On ne sait plus s’il faut en rire ou en pleurer. Le comité ministériel restreint vient donc de marquer son accord de principe pour une nouvelle extension de la capacité d’accueil dans les prisons. Objectif : construire sept nouveaux établissements pénitentiaires, soit 1 500 places supplémentaires au total. A la base de la réflexion (?) ministérielle, un petit calcul simple. La Belgique compte grosso modo 12 000 détenus, alors qu’il n’y a que 9 750 places en cellule. Le "Masterplan" de construction de nouvelles prisons devrait permettre d’arriver, fin 2014, à un total de 10 800 places. Mais le compte ne serait donc pas encore bon.

D’où le projet d’élargir encore la capacité carcérale.
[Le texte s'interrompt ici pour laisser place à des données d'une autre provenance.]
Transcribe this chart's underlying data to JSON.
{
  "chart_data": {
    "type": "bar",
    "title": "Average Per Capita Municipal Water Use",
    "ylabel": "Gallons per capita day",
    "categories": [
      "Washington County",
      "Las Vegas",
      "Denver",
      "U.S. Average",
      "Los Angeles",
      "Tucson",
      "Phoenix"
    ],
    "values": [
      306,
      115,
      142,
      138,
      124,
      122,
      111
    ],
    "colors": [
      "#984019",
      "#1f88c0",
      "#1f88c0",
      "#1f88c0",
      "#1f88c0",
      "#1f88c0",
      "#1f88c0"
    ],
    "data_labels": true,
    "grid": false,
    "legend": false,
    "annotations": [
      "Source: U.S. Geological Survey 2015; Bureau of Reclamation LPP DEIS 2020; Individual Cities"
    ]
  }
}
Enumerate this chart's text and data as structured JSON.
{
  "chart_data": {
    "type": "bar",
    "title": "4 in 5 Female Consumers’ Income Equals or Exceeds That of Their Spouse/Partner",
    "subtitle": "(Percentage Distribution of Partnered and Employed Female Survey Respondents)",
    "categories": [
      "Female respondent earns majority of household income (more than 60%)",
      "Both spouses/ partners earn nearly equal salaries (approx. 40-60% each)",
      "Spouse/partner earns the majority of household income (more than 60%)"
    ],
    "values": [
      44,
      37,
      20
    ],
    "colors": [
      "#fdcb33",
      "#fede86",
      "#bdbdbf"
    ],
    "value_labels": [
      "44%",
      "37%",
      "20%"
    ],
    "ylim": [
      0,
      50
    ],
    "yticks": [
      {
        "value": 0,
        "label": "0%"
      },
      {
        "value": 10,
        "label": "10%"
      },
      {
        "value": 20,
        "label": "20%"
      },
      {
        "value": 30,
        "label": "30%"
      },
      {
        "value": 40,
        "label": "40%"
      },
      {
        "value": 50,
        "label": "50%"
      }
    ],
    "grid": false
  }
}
Ce nouveau "Masterplan" est déjà très détaillé : agrandissement du centre de détention à régime ouvert de Saint-Hubert et de la prison de Wortel, son pendant flamand ; construction d’un établissement de haute sécurité à Achêne, en région namuroise ; installation d’un nouveau centre pour internés à Paifve, près de Liège ; remplacement total de la prison de Verviers, devenue ruine, et construction de deux nouvelles prisons "classiques" (?) à Bourg-Léopold (sur le site du quartier militaire) et à Ostende.

Au ministère de la Justice, on relativisait lundi la portée de cet accord "de principe" éventé par "Het Laatstse Nieuws" : il ne porterait que sur les préparatifs et les études préalables (disponibilités de terrains, financement, personnel nécessaire…). Les chances sont faibles que le prochain gouvernement concrétise ce projet, ajoute-t-on au cabinet Turtelboom.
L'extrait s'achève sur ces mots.